Ces obligations administratives en matière de TVA représentent en effet des charges fixes, proportionnellement plus élevées pour les petites et moyennes entreprises (ci-après « PME ») que pour les grandes. Ces charges peuvent représenter jusqu’à 2,6 % des recettes des petites entreprises contre seulement 0,02 % pour les grandes.

La problématique

Si des simplifications et des dispenses d’obligations administratives existent dans la plupart des pays de l’UE pour les PME, les critères d’application de ces mesures varient d’un pays à l’autre, laissant apparaître une inégalité de concurrence entre les PME des différents États membres, et plus particulièrement dans la mesure où certaines PME sont plus ou moins « avantagées » en fonction du pays. À titre d’exemple, le seuil de simplification administrative pour les petites entreprises (régime de franchise) au Luxembourg est de 30.000 EUR, de 25.000 EUR en Belgique et de 17.500 EUR en Allemagne. Par ailleurs, dans le régime actuel, les petites entreprises non établies ne peuvent pas bénéficier de cette simplification. Dans un contexte transfrontalier, un artisan français, belge ou allemand par exemple qui effectuerait des activités au Luxembourg est obligé de s’identifier à la TVA au Luxembourg et d’y remplir l’ensemble des obligations administratives qui incombent à un assujetti normal, alors que l’artisan luxembourgeois pourrait en être dispensé. En d’autres termes, les conditions de concurrence ne sont pas égales pour toutes les PME qui exercent leurs activités au sein de l’UE.
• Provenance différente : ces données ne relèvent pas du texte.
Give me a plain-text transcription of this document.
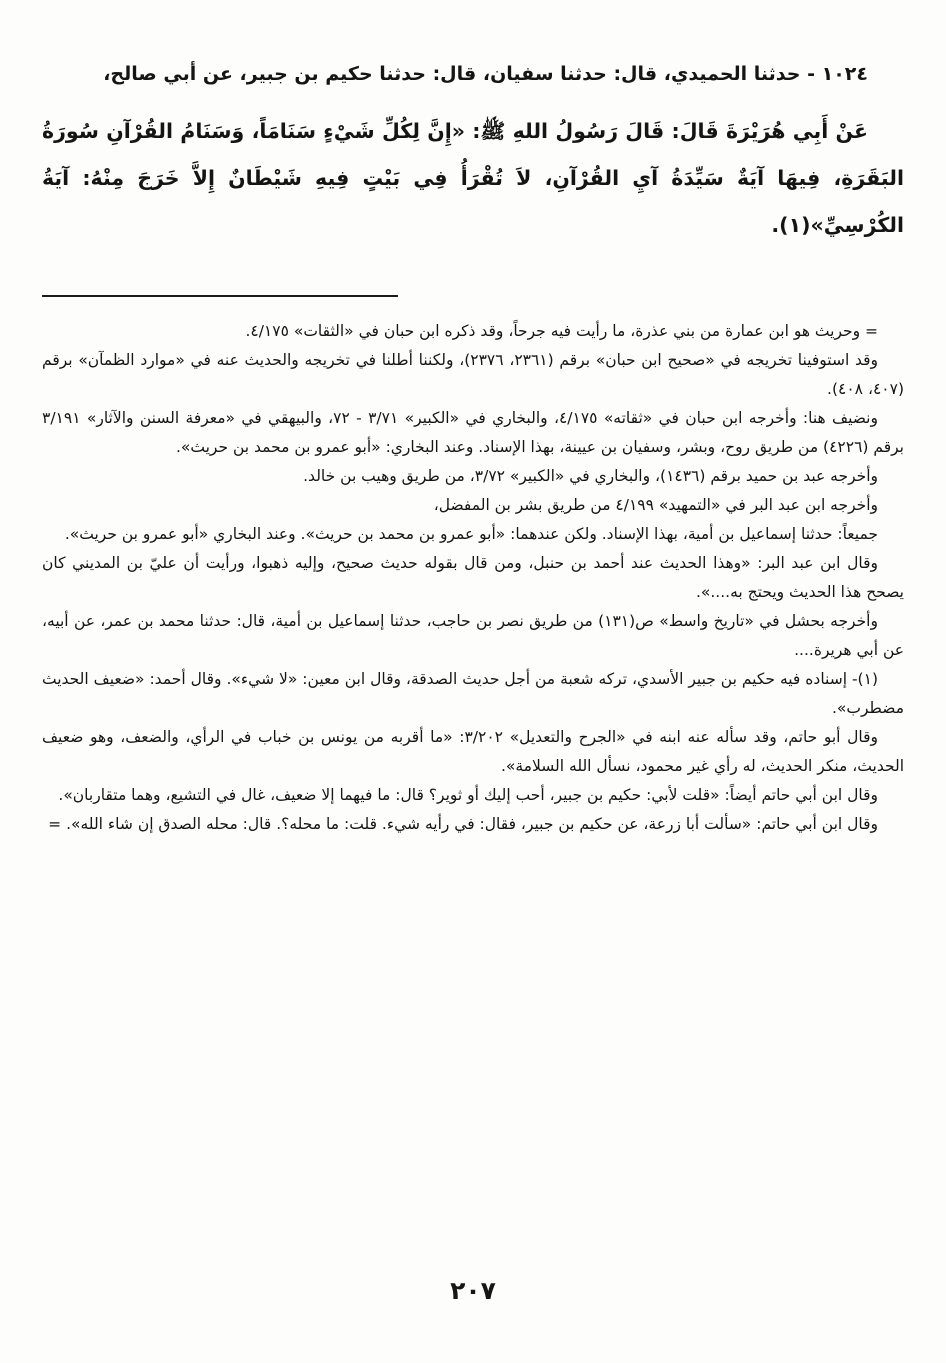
١٠٢٤ - حدثنا الحميدي، قال: حدثنا سفيان، قال: حدثنا حكيم بن جبير، عن أبي صالح،

عَنْ أَبِي هُرَيْرَةَ قَالَ: قَالَ رَسُولُ اللهِ ﷺ: «إِنَّ لِكُلِّ شَيْءٍ سَنَامَاً، وَسَنَامُ القُرْآنِ سُورَةُ البَقَرَةِ، فِيهَا آيَةٌ سَيِّدَةُ آيِ القُرْآنِ، لاَ تُقْرَأُ فِي بَيْتٍ فِيهِ شَيْطَانٌ إِلاَّ خَرَجَ مِنْهُ: آيَةُ الكُرْسِيِّ»(١).

= وحريث هو ابن عمارة من بني عذرة، ما رأيت فيه جرحاً، وقد ذكره ابن حبان في «الثقات» ٤/١٧٥.

وقد استوفينا تخريجه في «صحيح ابن حبان» برقم (٢٣٦١، ٢٣٧٦)، ولكننا أطلنا في تخريجه والحديث عنه في «موارد الظمآن» برقم (٤٠٧، ٤٠٨).

ونضيف هنا: وأخرجه ابن حبان في «ثقاته» ٤/١٧٥، والبخاري في «الكبير» ٣/٧١ - ٧٢، والبيهقي في «معرفة السنن والآثار» ٣/١٩١ برقم (٤٢٢٦) من طريق روح، وبشر، وسفيان بن عيينة، بهذا الإسناد. وعند البخاري: «أبو عمرو بن محمد بن حريث».

وأخرجه عبد بن حميد برقم (١٤٣٦)، والبخاري في «الكبير» ٣/٧٢، من طريق وهيب بن خالد.

وأخرجه ابن عبد البر في «التمهيد» ٤/١٩٩ من طريق بشر بن المفضل،

جميعاً: حدثنا إسماعيل بن أمية، بهذا الإسناد. ولكن عندهما: «أبو عمرو بن محمد بن حريث». وعند البخاري «أبو عمرو بن حريث».

وقال ابن عبد البر: «وهذا الحديث عند أحمد بن حنبل، ومن قال بقوله حديث صحيح، وإليه ذهبوا، ورأيت أن عليّ بن المديني كان يصحح هذا الحديث ويحتج به....».

وأخرجه بحشل في «تاريخ واسط» ص(١٣١) من طريق نصر بن حاجب، حدثنا إسماعيل بن أمية، قال: حدثنا محمد بن عمر، عن أبيه، عن أبي هريرة....

(١)- إسناده فيه حكيم بن جبير الأسدي، تركه شعبة من أجل حديث الصدقة، وقال ابن معين: «لا شيء». وقال أحمد: «ضعيف الحديث مضطرب».

وقال أبو حاتم، وقد سأله عنه ابنه في «الجرح والتعديل» ٣/٢٠٢: «ما أقربه من يونس بن خباب في الرأي، والضعف، وهو ضعيف الحديث، منكر الحديث، له رأي غير محمود، نسأل الله السلامة».

وقال ابن أبي حاتم أيضاً: «قلت لأبي: حكيم بن جبير، أحب إليك أو ثوير؟ قال: ما فيهما إلا ضعيف، غال في التشيع، وهما متقاربان».

وقال ابن أبي حاتم: «سألت أبا زرعة، عن حكيم بن جبير، فقال: في رأيه شيء. قلت: ما محله؟. قال: محله الصدق إن شاء الله». =

٢٠٧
Les règles actuelles liées au traitement de TVA des PME entraînent 3 problèmes principaux :

  • des coûts de conformité disproportionnés pour les PME exerçant des activités commerciales transfrontalières ;
  • une inégalité de concurrence parmi les PME de l’UE qui fournissent le même marché et ne peuvent, par conséquent, pas tirer le meilleur parti des opportunités offertes par le marché unique. Au niveau national, l’emploi de seuil peut également entraîner un ralentissement de la croissance car les PME peuvent être tentées d’éviter de franchir le seuil de franchise ;
  • un manque d’harmonisation des règles au sein de l’UE qui ne facilite pas le respect volontaire des règles et pourrait entraîner par conséquent des pertes de recettes de TVA pour les États membres. Les petites entreprises représentent 98 % des entreprises de l’UE et 65 % de l’emploi dans le secteur privé. Elles représentent la colonne vertébrale de l’économie européenne.

Aussi, afin de contribuer au développement des petites entreprises et faciliter leurs échanges au sein de l’UE, la Commission souhaite résoudre ces problèmes, à plus forte raison dans le cadre d’un système TVA qui passe à une imposition au lieu de destination.

Les mesures

Afin de réduire les coûts de conformité en matière de TVA pour les petites entreprises et renforcer l’attrait commercial de l’UE, certaines mesures ont été proposées par la Commission sous la forme d’une directive en date du 18 janvier 2018. Les mesures qu’elle contient font partie intégrante du plan d’action sur la TVA de la Commission et doivent entrer en vigueur à partir du 1er juillet 2022. Le plan d’action de la Commission vise à moderniser le système de TVA afin de le rendre plus simple, plus étanche à la fraude et plus propice aux entreprises.

Les principales dispositions de la proposition visent à permettre à l’ensemble des entreprises éligibles de l’Union (établies ou non dans l’État membre dans lequel la TVA s’applique) de bénéficier du régime de franchise, et aux Etats membres d’actualiser le niveau maximal des seuils de franchise nationaux et de permettre le dépassement temporaire du seuil de franchise. Enfin, la directive prévoit également la mise en place d’obligations simplifiées pour l’ensemble des « petites entreprises », bénéficiant ou non de la franchise.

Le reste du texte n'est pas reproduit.